Items of Interest: August 29

Commercial and trade agency agreements signed at the Tokyo International Conference on African Development and adverse comments by China’s Anhui Economic Construction Group on the Zimbabwean economy are actions from August 29 that may emerge to become significant factors impacting geomarket developments in Africa.

Japan, Africa: Several Memoranda of Understanding were signed between Japanese industry and African governments during the Tokyo International Conference on African Development. 

Significance: The Angolan government signed a MoU with the Japan Bank for International Cooperation for potential funding of up to $400 million; the Ivoirian as well as the Ghanaian governments signed MoUs with Toyota Tshusho for car assembly plants to be built in their respective countries; the Zambian government signed a MoU with Toyota Tshusho and Elsewedy Electric for the design and construction of photovoltaic power plants. Several other governments, including those of Sierra Leone and Zimbabwe, signed non-specific agreements during meetings with Japanese industry and trade agencies. The commercial outcomes from the Japan-Africa summit conform to expectations that important but sub-geostrategic agreements will be reached in Yokohama, assuring internal and foreign stakeholders that Japan is not monopolizing trade relations in Africa.   

Zimbabwe: China’s Anhui Foreign Economic Construction Group cited inconsistent policy changes and a poor economic environment for business losses in the country. 

Significance: The comments by the Chinese contractor active in Zimbabwe’s construction and diamond mining sectors are ones more commonly heard from Western and domestic stakeholders, which the Zimbabwean government ordinarily rebuts. The comments on Zimbabwe’s adverse business conditions, including a breach in investment protection provisions, are consistent with an inability by the Emmerson Mnangagwa administration to secure meaningful economic assistance from the Chinese government, the Zimbabwean government’s traditional go-to foreign lender given the absence of Western support. Separately, the Zimbabwean government announced that Mnangagwa, at the Tokyo International Conference on African Development, acquired a new round of funding (amount undisclosed) from the African Export-Import Bank (Afreximbank). Afreximbank has become for the Zimbabwean government the new go-to source of hard currency it depends on to pay for crucial imports of short term consumables.
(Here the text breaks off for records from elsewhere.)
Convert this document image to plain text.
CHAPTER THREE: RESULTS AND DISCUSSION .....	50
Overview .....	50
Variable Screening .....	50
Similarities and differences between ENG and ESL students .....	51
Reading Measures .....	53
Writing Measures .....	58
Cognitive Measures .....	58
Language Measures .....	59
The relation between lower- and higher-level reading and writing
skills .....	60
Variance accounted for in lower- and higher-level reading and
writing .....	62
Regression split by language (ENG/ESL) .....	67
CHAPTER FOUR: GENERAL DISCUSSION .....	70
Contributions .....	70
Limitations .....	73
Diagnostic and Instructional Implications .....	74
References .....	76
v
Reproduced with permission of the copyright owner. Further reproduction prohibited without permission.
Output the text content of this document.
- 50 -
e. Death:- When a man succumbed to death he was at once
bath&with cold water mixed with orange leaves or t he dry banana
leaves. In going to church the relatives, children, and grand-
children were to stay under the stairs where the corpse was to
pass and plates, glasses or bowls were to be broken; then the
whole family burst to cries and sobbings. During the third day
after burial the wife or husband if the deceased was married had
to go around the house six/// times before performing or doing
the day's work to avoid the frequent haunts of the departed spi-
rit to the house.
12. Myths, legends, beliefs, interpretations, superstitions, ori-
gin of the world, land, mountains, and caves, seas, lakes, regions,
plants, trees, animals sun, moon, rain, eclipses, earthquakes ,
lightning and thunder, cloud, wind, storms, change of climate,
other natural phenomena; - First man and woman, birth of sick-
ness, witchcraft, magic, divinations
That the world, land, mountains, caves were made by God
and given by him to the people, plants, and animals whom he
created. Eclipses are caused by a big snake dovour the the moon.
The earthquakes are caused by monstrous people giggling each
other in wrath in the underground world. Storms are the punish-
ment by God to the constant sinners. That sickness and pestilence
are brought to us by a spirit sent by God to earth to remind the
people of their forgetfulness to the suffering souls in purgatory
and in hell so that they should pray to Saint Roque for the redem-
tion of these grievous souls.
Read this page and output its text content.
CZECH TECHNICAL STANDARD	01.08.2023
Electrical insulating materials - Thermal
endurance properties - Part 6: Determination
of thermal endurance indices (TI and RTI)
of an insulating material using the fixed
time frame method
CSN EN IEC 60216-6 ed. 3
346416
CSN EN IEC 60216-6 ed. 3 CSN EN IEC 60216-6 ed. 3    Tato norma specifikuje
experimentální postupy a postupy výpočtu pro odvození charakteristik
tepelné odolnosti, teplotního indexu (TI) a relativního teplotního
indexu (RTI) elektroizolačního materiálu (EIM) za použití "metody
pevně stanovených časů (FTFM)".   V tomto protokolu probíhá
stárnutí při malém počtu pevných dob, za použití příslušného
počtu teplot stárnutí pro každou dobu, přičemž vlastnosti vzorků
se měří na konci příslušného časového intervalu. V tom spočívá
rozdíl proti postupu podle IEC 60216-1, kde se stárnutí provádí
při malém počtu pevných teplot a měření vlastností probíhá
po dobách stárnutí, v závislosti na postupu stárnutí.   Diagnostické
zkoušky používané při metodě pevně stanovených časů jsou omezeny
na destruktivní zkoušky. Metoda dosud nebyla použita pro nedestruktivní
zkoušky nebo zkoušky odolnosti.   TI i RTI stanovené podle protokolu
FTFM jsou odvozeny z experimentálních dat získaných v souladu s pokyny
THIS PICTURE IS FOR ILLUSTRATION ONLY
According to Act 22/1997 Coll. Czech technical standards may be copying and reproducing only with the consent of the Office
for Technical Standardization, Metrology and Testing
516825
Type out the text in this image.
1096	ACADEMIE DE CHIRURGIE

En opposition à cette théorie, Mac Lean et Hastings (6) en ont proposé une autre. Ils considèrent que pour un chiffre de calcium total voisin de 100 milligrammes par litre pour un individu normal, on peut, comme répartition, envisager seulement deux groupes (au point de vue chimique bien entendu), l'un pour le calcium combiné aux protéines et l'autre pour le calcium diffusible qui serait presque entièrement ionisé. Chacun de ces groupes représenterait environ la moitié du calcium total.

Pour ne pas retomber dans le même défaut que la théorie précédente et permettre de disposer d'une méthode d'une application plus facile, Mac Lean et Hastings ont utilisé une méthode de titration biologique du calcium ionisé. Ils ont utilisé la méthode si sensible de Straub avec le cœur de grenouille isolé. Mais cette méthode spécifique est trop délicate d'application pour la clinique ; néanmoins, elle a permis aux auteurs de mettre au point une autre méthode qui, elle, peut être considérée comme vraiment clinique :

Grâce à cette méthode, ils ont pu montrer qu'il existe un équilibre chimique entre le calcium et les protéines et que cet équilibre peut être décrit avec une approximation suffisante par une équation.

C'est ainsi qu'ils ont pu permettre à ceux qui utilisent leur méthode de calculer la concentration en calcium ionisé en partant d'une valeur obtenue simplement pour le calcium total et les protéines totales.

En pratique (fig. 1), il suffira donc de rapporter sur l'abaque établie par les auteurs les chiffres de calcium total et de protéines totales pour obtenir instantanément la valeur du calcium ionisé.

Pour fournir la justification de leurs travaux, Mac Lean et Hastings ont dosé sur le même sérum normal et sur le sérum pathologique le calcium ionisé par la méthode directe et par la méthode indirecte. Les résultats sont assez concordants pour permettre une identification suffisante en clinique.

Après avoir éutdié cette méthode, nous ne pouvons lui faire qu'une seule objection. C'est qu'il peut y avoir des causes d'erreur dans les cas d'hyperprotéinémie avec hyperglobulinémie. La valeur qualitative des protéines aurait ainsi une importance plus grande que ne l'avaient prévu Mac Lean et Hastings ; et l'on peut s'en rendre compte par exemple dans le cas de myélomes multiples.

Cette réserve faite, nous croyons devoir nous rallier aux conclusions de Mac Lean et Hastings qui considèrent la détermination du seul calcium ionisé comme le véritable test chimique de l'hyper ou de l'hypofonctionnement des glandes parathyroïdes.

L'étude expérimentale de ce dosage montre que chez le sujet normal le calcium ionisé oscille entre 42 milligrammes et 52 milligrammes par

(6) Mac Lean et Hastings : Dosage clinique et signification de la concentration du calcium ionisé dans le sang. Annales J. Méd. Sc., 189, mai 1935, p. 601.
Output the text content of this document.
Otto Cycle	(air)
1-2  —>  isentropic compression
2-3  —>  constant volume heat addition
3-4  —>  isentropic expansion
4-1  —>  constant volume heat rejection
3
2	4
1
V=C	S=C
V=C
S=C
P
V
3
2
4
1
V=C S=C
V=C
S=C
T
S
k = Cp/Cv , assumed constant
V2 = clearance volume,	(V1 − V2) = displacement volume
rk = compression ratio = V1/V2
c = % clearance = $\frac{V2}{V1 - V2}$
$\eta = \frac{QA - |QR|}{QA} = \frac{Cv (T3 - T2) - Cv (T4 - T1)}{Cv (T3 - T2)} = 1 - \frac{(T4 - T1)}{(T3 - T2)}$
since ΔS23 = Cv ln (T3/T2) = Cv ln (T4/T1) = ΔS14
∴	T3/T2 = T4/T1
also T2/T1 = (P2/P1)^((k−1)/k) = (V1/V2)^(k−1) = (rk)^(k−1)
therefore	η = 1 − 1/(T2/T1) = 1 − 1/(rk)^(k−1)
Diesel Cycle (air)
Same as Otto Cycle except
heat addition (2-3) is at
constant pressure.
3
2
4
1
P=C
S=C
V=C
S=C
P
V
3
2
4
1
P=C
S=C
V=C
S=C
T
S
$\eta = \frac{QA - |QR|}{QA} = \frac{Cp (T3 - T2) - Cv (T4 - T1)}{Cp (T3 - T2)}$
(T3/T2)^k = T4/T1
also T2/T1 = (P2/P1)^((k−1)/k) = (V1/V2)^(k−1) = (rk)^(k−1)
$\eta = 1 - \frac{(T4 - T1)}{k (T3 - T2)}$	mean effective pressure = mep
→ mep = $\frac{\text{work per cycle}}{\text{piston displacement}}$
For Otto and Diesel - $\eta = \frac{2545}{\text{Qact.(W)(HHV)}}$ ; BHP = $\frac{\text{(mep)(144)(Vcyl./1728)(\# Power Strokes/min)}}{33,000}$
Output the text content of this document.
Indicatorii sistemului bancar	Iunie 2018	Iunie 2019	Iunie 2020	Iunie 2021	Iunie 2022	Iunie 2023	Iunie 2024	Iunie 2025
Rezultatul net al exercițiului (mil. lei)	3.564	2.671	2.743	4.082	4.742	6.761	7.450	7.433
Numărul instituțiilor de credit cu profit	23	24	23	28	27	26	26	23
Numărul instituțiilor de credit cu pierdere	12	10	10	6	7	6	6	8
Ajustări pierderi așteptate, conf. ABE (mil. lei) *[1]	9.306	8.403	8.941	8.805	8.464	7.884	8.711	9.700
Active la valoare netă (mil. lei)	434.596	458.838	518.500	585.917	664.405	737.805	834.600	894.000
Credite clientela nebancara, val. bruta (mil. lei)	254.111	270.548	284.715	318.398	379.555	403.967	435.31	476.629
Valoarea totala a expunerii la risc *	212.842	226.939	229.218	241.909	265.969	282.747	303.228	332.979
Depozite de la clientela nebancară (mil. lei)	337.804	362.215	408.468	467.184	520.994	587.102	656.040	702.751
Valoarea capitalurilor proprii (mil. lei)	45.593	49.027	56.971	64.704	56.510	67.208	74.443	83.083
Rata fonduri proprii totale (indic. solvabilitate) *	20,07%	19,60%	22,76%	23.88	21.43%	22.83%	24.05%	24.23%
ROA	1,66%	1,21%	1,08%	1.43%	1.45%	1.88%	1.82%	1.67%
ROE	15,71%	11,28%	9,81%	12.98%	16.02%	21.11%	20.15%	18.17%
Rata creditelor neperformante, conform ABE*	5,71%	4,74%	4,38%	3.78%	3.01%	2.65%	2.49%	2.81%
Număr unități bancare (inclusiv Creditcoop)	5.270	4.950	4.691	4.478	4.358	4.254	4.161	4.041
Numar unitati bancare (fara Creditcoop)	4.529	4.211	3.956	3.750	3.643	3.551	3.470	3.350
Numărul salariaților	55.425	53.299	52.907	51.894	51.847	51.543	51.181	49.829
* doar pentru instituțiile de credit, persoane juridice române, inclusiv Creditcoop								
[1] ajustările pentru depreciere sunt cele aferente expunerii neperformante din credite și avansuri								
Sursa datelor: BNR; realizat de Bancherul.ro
Essentially emergency funding from Afreximbank is unsurprising, and is critical to satisfy domestic consumption needs, but doesn’t make for an outlook of improved business confidence. 

Other items of note:

-The cabinet of Democratic Republic of the Congo Prime Minister Sylvester Ilunga Ilunkamba will be sworn into office by September 7. 

Mauritanian President Mohamed Ould Ghazouani met in Nouakchott with BP chief executive for Upstream operations Bernard Looney. 

-African National Congress party spokesman Pule Mabe said the National Treasury’s Economic Growth Strategy paper is an important and positive plan to create jobs and raise confidence amid a contracting South African economy.